Sen. Christopher R. West (R-Baltimore County) proposed requiring newly constructed school buildings that use funding from the Built to Learn Act funding, which provides $2.2 billion for school construction, to install rooftop solar panels.
“From 2030 on, we’re going to generate virtually all of our electricity through the use of solar,” West said. “And the question there is, where do the solar panels get placed. Do they get placed on farmland, or do they get placed on roofs?”
West contended that Maryland State Fairgrounds was able to install solar panels with no up-front costs, and the same could happen for school buildings.
Sen. Jim Rosapepe (D-Anne Arundel and Prince George’s), who has previously sponsored school-construction bills, supported West’s amendment, opining that it moves the bill closer to fighting climate change.
But Pinsky said it was too prescriptive and would force all local school systems to take the solar option to reach net-zero energy requirements when there are also geothermal and energy efficiency options that they should consider as well.
West’s amendment failed in a 31-15 vote, with Rosapepe voting in favor of the amendment and Sen. Mary Beth Carozza (R-Lower Shore) opposing it.
To help fund the bill’s far-reaching proposals, the Climate Solutions Now Act of 2021 would take up to $20 million from the Strategic Energy Investment Fund each year to help pay for replacing the state fleet with electric cars and for school buildings to become carbon neutral or solar-ready. For planting trees, $15 million would be taken from the Bay Restoration Fund annually and $1.25 million from the Chesapeake Bay Trust Fund.

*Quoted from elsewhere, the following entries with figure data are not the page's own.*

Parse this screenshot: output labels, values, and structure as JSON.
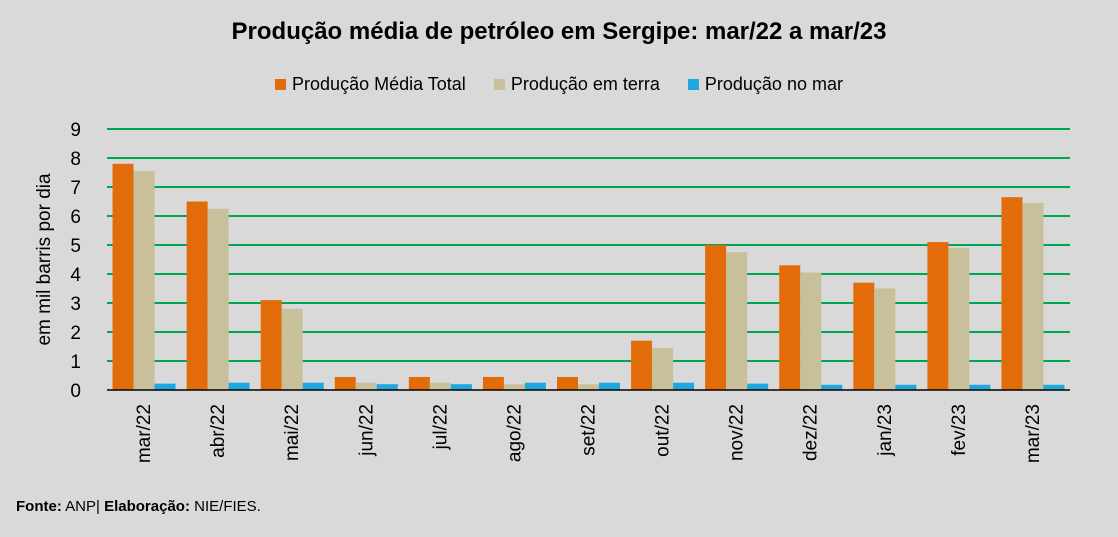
{
  "chart_data": {
    "type": "bar",
    "title": "Produção média de petróleo em Sergipe: mar/22 a mar/23",
    "ylabel": "em mil barris por dia",
    "xlabel": "",
    "ylim": [
      0,
      9
    ],
    "yticks": [
      0,
      1,
      2,
      3,
      4,
      5,
      6,
      7,
      8,
      9
    ],
    "grid": true,
    "legend_position": "top",
    "categories": [
      "mar/22",
      "abr/22",
      "mai/22",
      "jun/22",
      "jul/22",
      "ago/22",
      "set/22",
      "out/22",
      "nov/22",
      "dez/22",
      "jan/23",
      "fev/23",
      "mar/23"
    ],
    "series": [
      {
        "name": "Produção Média Total",
        "color": "#e36c0a",
        "values": [
          7.8,
          6.5,
          3.1,
          0.45,
          0.45,
          0.45,
          0.45,
          1.7,
          5.0,
          4.3,
          3.7,
          5.1,
          6.65
        ]
      },
      {
        "name": "Produção em terra",
        "color": "#c8c09b",
        "values": [
          7.55,
          6.25,
          2.8,
          0.25,
          0.25,
          0.2,
          0.2,
          1.45,
          4.75,
          4.05,
          3.5,
          4.9,
          6.45
        ]
      },
      {
        "name": "Produção no mar",
        "color": "#1fa7e0",
        "values": [
          0.22,
          0.25,
          0.25,
          0.2,
          0.2,
          0.25,
          0.25,
          0.25,
          0.22,
          0.18,
          0.18,
          0.18,
          0.18
        ]
      }
    ]
  },
  "footer": {
    "fonte_label": "Fonte:",
    "fonte_value": "ANP|",
    "elaboracao_label": "Elaboração:",
    "elaboracao_value": "NIE/FIES."
  },
  "colors": {
    "background": "#d9d9d9",
    "gridline": "#00a650",
    "axis": "#000000"
  }
}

But Republicans were largely concerned about the bill’s mandate to transfer $15 million annually from the Bay Restoration Fund, which they argued was mostly used for local sewer projects in rural parts of the state. All five amendments that offered alternative funding strategies failed along mostly party-lines.
After hearing 11 Republican amendments, only one of which adopted, the Senate advanced the Climate Solutions Now Act of 2021. The House Environment Subcommittee continued discussing the House cross-file of the bill Wednesday afternoon.